The Road to Approval
Despite the encouraging data, the FDA declined to grant accelerated approval based on the Phase IIb trial alone, citing the relatively small sample size of 157 patients. The companies need their Phase III results.
The Phase III trial, INTerpath-001, is fully enrolled with 1,089 patients — nearly seven times the Phase IIb cohort. Top-line results are expected around September 2026. If positive, Moderna and Merck plan to file for regulatory approval immediately.
Safety Profile: The Other Half of the Equation
A treatment that works but makes patients miserable is not a breakthrough. The five-year safety data shows the combination therapy is tolerable, with side effects consistent with what was already known.
Percentage of patients experiencing each side effect in the combination arm.
Serious treatment-related adverse events occurred in 14.4% of combination patients compared to 10% on Keytruda alone — a modest increase for a therapy that halves cancer recurrence.
Beyond Melanoma
Moderna and Merck are not stopping at skin cancer. The personalized mRNA platform is now being tested across multiple tumor types:
- Non-Small Cell Lung Cancer — Two Phase III trials (INTerpath-002 and INTerpath-009) are actively enrolling
- Bladder Cancer — Phase II trial ongoing
- Renal Cell Carcinoma — Phase II trial ongoing
- Cutaneous Squamous Cell Carcinoma — Phase II trial ongoing
The financial stakes match the medical ones. Merck paid $250 million in 2022 to exercise its option, and the two companies split all costs and profits 50/50. Analysts estimate the personalized cancer vaccine market could reach $10–15 billion annually by the early 2030s if the platform proves effective across multiple cancer types.
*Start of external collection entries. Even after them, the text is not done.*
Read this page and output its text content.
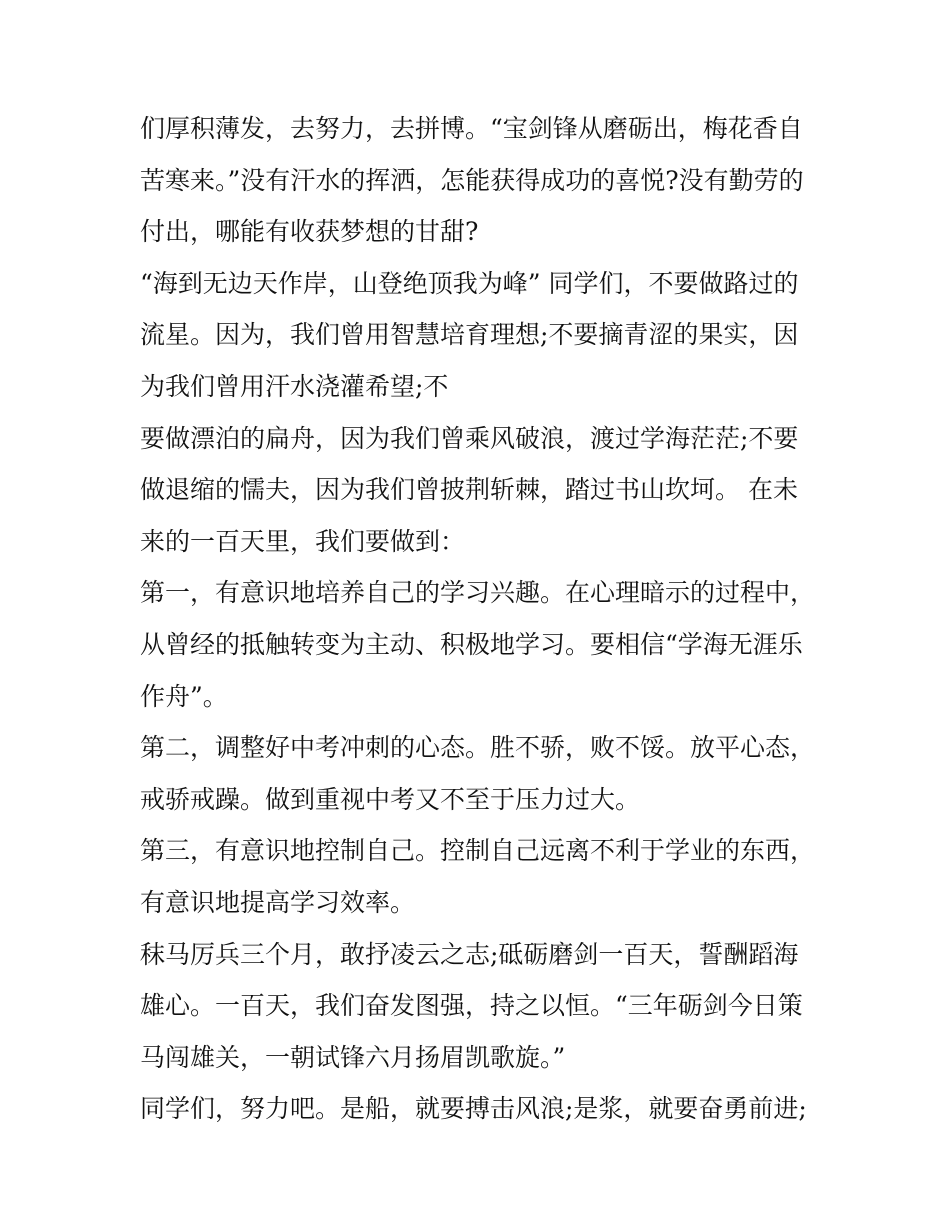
们厚积薄发，去努力，去拼博。“宝剑锋从磨砺出，梅花香自
苦寒来。”没有汗水的挥洒，怎能获得成功的喜悦?没有勤劳的
付出，哪能有收获梦想的甘甜?
“海到无边天作岸，山登绝顶我为峰” 同学们，不要做路过的
流星。因为，我们曾用智慧培育理想;不要摘青涩的果实，因
为我们曾用汗水浇灌希望;不
要做漂泊的扁舟，因为我们曾乘风破浪，渡过学海茫茫;不要
做退缩的懦夫，因为我们曾披荆斩棘，踏过书山坎坷。 在未
来的一百天里，我们要做到：
第一，有意识地培养自己的学习兴趣。在心理暗示的过程中，
从曾经的抵触转变为主动、积极地学习。要相信“学海无涯乐
作舟”。
第二，调整好中考冲刺的心态。胜不骄，败不馁。放平心态，
戒骄戒躁。做到重视中考又不至于压力过大。
第三，有意识地控制自己。控制自己远离不利于学业的东西，
有意识地提高学习效率。
秣马厉兵三个月，敢抒凌云之志;砥砺磨剑一百天，誓酬蹈海
雄心。一百天，我们奋发图强，持之以恒。“三年砺剑今日策
马闯雄关，一朝试锋六月扬眉凯歌旋。”
同学们，努力吧。是船，就要搏击风浪;是浆，就要奋勇前进;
What This Means for Patients
For the roughly 100,000 Americans diagnosed with melanoma each year — and the thousands who undergo surgery for advanced disease only to face agonizing recurrence odds — this therapy represents something that has eluded oncology for decades: a cancer vaccine that actually works.
The technology is inherently scalable. The same mRNA manufacturing platform that produced billions of COVID-19 vaccine doses can be repurposed for individual cancer patients. The bottleneck is not production — it's proving the approach works across enough cancers and patients to justify the personalized cost.
Five years of sustained benefit is no longer a hope. It's data. Now the question is whether 1,089 patients in Phase III will confirm what 157 already showed.